Por fim, "Obrigatório Não Ver", recolhe pela primeira vez uma quantidade de documentos que Ana Hatherly conseguiu manter no seu espólio, documentos esses relativos a programas de televisão, de rádio, crónicas e textos sobre música. Este está longe de ser um dos primeiros ou um dos mais completos trabalhos ensaísticos de Ana Hatherly, que, ao longo da sua carreira, tem dedicado muitas publicações a estudos sérios sobre Poesia Experimental, mas também sobre a Poesia Barroca. Mas, como acima disse, a maioria desses trabalhos encontra-se esgotada e não reeditada. Mesmo assim, para quem conseguir em alfarrabistas adquirir esses livros, verá que "Obrigatório Não Ver" tem uma vantagem sobre eles: é que sendo textos dirigidos a um público em princípio não especializado na matéria, eles apresentam uma simplicidade que os torna muito facilmente compreensíveis. O caso de Ana Hatherly será um pouco uma excepção, pois os seus ensaios propriamente ditos não incluem linguagem hermética entendível apenas por quem estuda Letras, bem pelo contrário. Mas, mesmo assim, "Obrigatório Não Ver" destaca-se. De facto, é uma recolha fragmentada e que não inclui a totalidade da informação necessária para perceber a génese da Poesia Experimental.

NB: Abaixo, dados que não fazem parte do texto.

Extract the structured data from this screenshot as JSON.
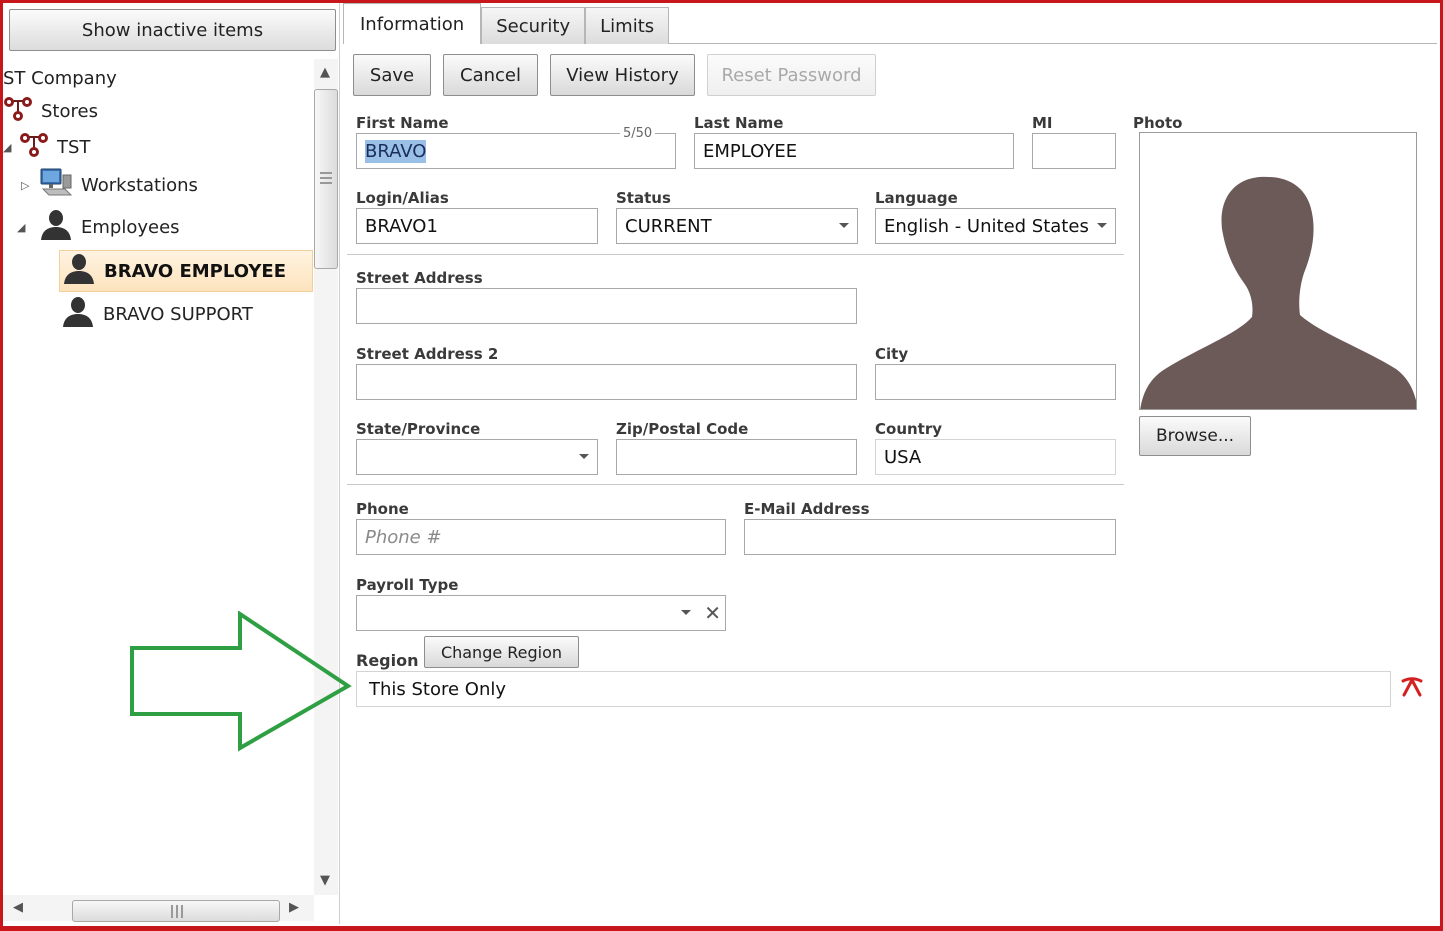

No entanto, contém sintetizada a informação essencial sobre a mesma, os aspectos realmente comuns a todo o movimento, que inclui nomes como E.M. de Melo e Castro, Salette Tavares, António Aragão, Herberto Helder, entre muitos outros. Assim sendo, não temos aqui as chaves para entender cada caso concreto, mas entendemos o que os une; e, mais do que isso, aqui reunimos uma espécie de bibliografia essencial para entender o movimento, especificando dentro da obra de cada autor, algumas obras mais significativas. Isto é particularmente importante em casos de pessoas que apenas brevemente se relacionaram com a Poesia Experimental, como é o caso de Herberto Helder, de quem podemos isolar a "Comunicação Académica" (1963) e "Electronicolírica" (1963, título alterado para "A Máquina Lírica".)
Penso que, mais do que serem uma oportunidade de entender melhor o movimento da Poesia Experimental, estes três livros de Ana Hatherly são também uma oportunidade para entender melhor determinada parte da cultura, não só poética, que em último caso é representativa também de uma grande contestação social e política, como acontece com, no fundo, toda a cultura.
E, claro, está de parabéns a editora Quimera, que afinal aceitou lançar estes projectos, com a importância que me parecem realmente ter.

1 comentário:

Graça Martins disse...

uma análise exaustiva sobre a poesia que se lê, que se vê, a poesia visual, a poesia que fala dos silêncios, que é analítica, inteligente e duma sensibilidade extraordinária.